Bromage a répondu que les rythmes qu'il avait identifiés ne pouvaient probablement pas être causés par la semaine de travail, car les porcs étaient maintenus dans des conditions constantes tout le temps. De plus, si la théorie de Bromage est correcte, alors ces rythmes n'auraient pas besoin d'un signal externe de plusieurs jours pour se développer, car ils sont basés sur des heures quotidiennes qui peuvent être comptées. Refinetti, a-t-il ajouté, n'a probablement pas mesuré le rythme hebdomadaire chez les chevaux parce qu'il n'a pas mesuré l'ensemble du complexe associé à la croissance.

En termes de critique des données de Halberg, Bromage a déclaré qu'il avait donné son nom au rythme parce qu'il "défendait les rythmes à long terme alors que personne d'autre sur terre n'y pensait". Mais cela, dit Bromage, ne veut pas dire «Je suis d'accord avec toutes ses déclarations».

Il est peut-être plus difficile d'argumenter avec les statistiques d'après les données de Bromage. En raison du coût et de la complexité, l'expérience a dû être menée dans un délai plus court que ce que Bromage avait espéré. Comme il y avait trop peu de cycles, il ne pouvait pas vérifier statistiquement objectivement les rythmes. Au lieu de cela, la situation l'a incité à adopter un rythme de cinq jours, puis à vérifier si cette hypothèse était statistiquement pertinente. Si vous prétendez un cycle de cinq jours, vous devez mesurer de nombreux cycles pour avoir une base statistique, explique Andrew Liu, chronobiologiste à l'Université de Memphis.

Bromage a convenu que l'expérience avait ses propres défauts. «Nous l'avons vraiment accéléré», dit-il. Il serait difficile de mesurer le sang des porcs sur une période plus longue: les animaux sont devenus plus stressés et à la fin de l'étude, ils ont commencé à développer des infections. «C'était une expérience totalement nouvelle pour tout le monde, donc ce n'était pas parfait et nous avons beaucoup appris», dit Bromage.

Pour obtenir des données plus précises, il prévoit d'inclure plus de cycles dans sa prochaine étude, au cours de laquelle il mesurera le sang chez des singes rhésus (ils ont un rythme de quatre jours) pendant un mois. Les macaques sont habitués aux prélèvements sanguins, a-t-il ajouté, ce qui signifie que les scientifiques prélèveront des échantillons de sang sur des animaux qui ne connaissent pas de problèmes liés au stress comme les porcs.

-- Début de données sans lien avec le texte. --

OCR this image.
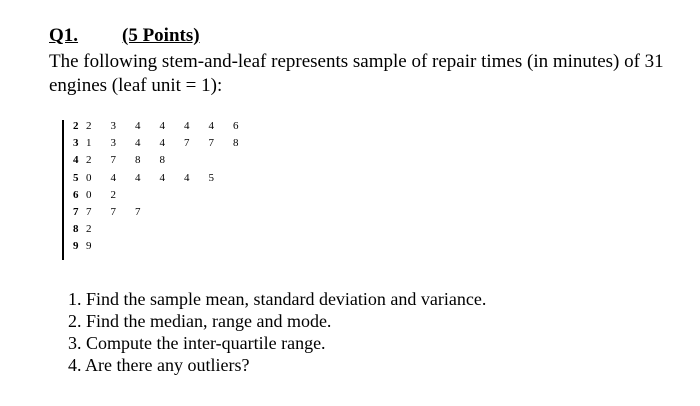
Q1. (5 Points)
The following stem-and-leaf represents sample of repair times (in minutes) of 31 engines (leaf unit = 1):
2 2 3 4 4 4 4 6
3 1 3 4 4 7 7 8
4 2 7 8 8
5 0 4 4 4 4 5
6 0 2
7 7 7 7
8 2
9 9
1. Find the sample mean, standard deviation and variance.
2. Find the median, range and mode.
3. Compute the inter-quartile range.
4. Are there any outliers?
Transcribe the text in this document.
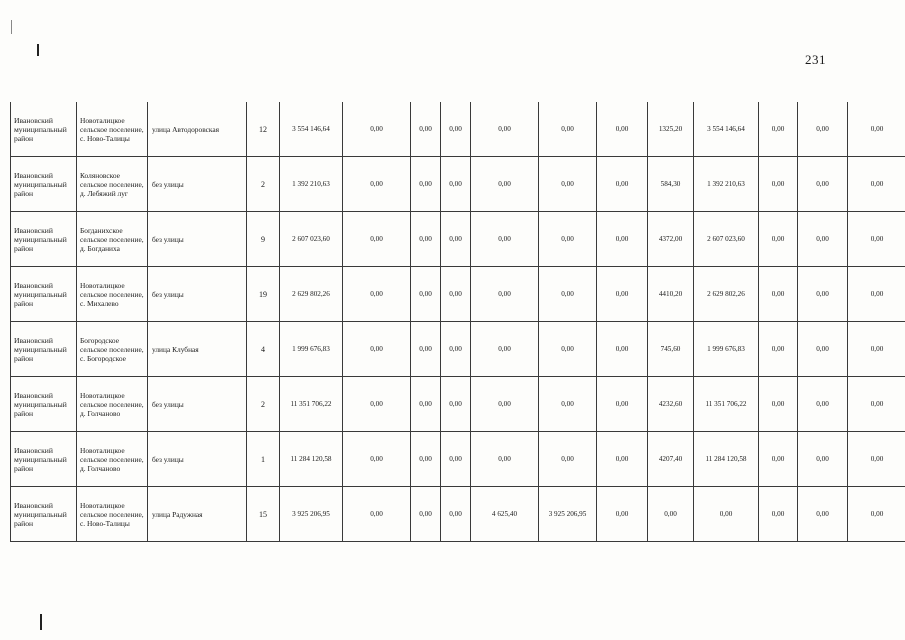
231
Ивановский муниципальный район	Новоталицкое сельское поселение, с. Ново-Талицы	улица Автодоровская	12	3 554 146,64	0,00	0,00	0,00	0,00	0,00	0,00	1325,20	3 554 146,64	0,00	0,00	0,00
Ивановский муниципальный район	Коляновское сельское поселение, д. Лебяжий луг	без улицы	2	1 392 210,63	0,00	0,00	0,00	0,00	0,00	0,00	584,30	1 392 210,63	0,00	0,00	0,00
Ивановский муниципальный район	Богданихское сельское поселение, д. Богданиха	без улицы	9	2 607 023,60	0,00	0,00	0,00	0,00	0,00	0,00	4372,00	2 607 023,60	0,00	0,00	0,00
Ивановский муниципальный район	Новоталицкое сельское поселение, с. Михалево	без улицы	19	2 629 802,26	0,00	0,00	0,00	0,00	0,00	0,00	4410,20	2 629 802,26	0,00	0,00	0,00
Ивановский муниципальный район	Богородское сельское поселение, с. Богородское	улица Клубная	4	1 999 676,83	0,00	0,00	0,00	0,00	0,00	0,00	745,60	1 999 676,83	0,00	0,00	0,00
Ивановский муниципальный район	Новоталицкое сельское поселение, д. Голчаново	без улицы	2	11 351 706,22	0,00	0,00	0,00	0,00	0,00	0,00	4232,60	11 351 706,22	0,00	0,00	0,00
Ивановский муниципальный район	Новоталицкое сельское поселение, д. Голчаново	без улицы	1	11 284 120,58	0,00	0,00	0,00	0,00	0,00	0,00	4207,40	11 284 120,58	0,00	0,00	0,00
Ивановский муниципальный район	Новоталицкое сельское поселение, с. Ново-Талицы	улица Радужная	15	3 925 206,95	0,00	0,00	0,00	4 625,40	3 925 206,95	0,00	0,00	0,00	0,00	0,00	0,00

Bromage a noté que malgré cela, il a identifié un rythme de cinq jours dans un autre type de molécules circulant dans le sang des porcs: les petits ARN, et la plupart de ceux avec un cycle de cinq jours ont également une fonction biologique liée à la croissance. Il ne pense pas que cette découverte soit une coïncidence. «La chance que cela se produise est astronomiquement faible», dit-il.

Rat âgé de deux jours

Les tests sanguins ne sont pas le seul moyen pour les scientifiques de suivre les biorythmes. Liu, de l'Université de Memphis, dit que s'il avait l'argent, il serait intéressé à déterminer le rythme de plusieurs jours chez un gros animal en utilisant le gène du reporter quotidien. Ces gènes sont déclenchés par le rythme circadien et produisent une molécule que les biologistes peuvent mesurer avec une grande précision en temps réel. L'association d'un tel gène avec l'hypothalamus de l'animal peut révéler que le rythme circadien varie d'une manière ou d'une autre au cours du programme de plusieurs jours », explique Liu. «C'est faisable», dit-il, «et très intéressant».

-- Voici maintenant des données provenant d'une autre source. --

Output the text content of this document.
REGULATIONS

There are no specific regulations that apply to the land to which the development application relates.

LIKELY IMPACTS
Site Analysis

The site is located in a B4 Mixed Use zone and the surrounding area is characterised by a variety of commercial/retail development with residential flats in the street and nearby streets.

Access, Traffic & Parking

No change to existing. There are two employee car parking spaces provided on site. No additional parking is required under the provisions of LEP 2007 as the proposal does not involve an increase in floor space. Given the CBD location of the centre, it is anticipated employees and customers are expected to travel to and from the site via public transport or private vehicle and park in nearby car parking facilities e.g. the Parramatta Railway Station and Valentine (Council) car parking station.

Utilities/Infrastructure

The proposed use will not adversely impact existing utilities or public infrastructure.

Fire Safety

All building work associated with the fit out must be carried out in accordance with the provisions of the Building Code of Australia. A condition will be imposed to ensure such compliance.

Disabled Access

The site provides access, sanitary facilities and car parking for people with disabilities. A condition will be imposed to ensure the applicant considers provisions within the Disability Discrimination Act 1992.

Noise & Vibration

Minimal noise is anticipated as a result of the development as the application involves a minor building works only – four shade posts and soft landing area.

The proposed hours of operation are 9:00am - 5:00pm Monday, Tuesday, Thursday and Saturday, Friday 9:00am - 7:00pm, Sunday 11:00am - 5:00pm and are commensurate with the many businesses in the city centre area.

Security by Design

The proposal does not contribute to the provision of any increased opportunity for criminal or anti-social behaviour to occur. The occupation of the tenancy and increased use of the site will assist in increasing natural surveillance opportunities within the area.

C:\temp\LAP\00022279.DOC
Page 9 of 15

Cependant, même si le rythme des métabolites est confirmé, selon Liu et d'autres scientifiques, cela ne signifie pas qu'il est responsable de la taille du corps. Au contraire, cela peut simplement refléter des taux de croissance différents chez des animaux de différentes tailles. Comme l'a expliqué Liu, «ce n'est pas nécessairement parce que vous marquez quelque chose dans le sang qui a des rythmes que cela signifie», c'est la raison.

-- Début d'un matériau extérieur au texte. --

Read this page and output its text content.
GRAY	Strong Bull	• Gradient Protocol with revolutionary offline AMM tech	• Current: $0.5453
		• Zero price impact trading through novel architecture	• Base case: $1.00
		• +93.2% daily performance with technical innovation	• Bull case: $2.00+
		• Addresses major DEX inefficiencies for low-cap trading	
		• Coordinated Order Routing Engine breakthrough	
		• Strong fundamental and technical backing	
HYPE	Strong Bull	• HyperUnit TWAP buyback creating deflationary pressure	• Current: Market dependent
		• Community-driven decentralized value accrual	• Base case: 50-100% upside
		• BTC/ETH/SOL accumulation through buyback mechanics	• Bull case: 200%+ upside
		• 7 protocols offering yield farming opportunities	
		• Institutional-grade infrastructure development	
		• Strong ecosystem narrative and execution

Bromage était d'accord. "Ce n'est qu'une hypothèse", a-t-il dit. "Elle peut être testée expérimentalement." Pour ce faire, il souhaite soumettre les cellules cultivées, en se divisant une fois par jour, à des facteurs biologiques qui pourraient transformer le rythme circadien en un rythme de plusieurs jours. Une fois que cela fonctionne, dit-il, les scientifiques verront s'ils peuvent transformer un «rat entier en un animal de deux jours».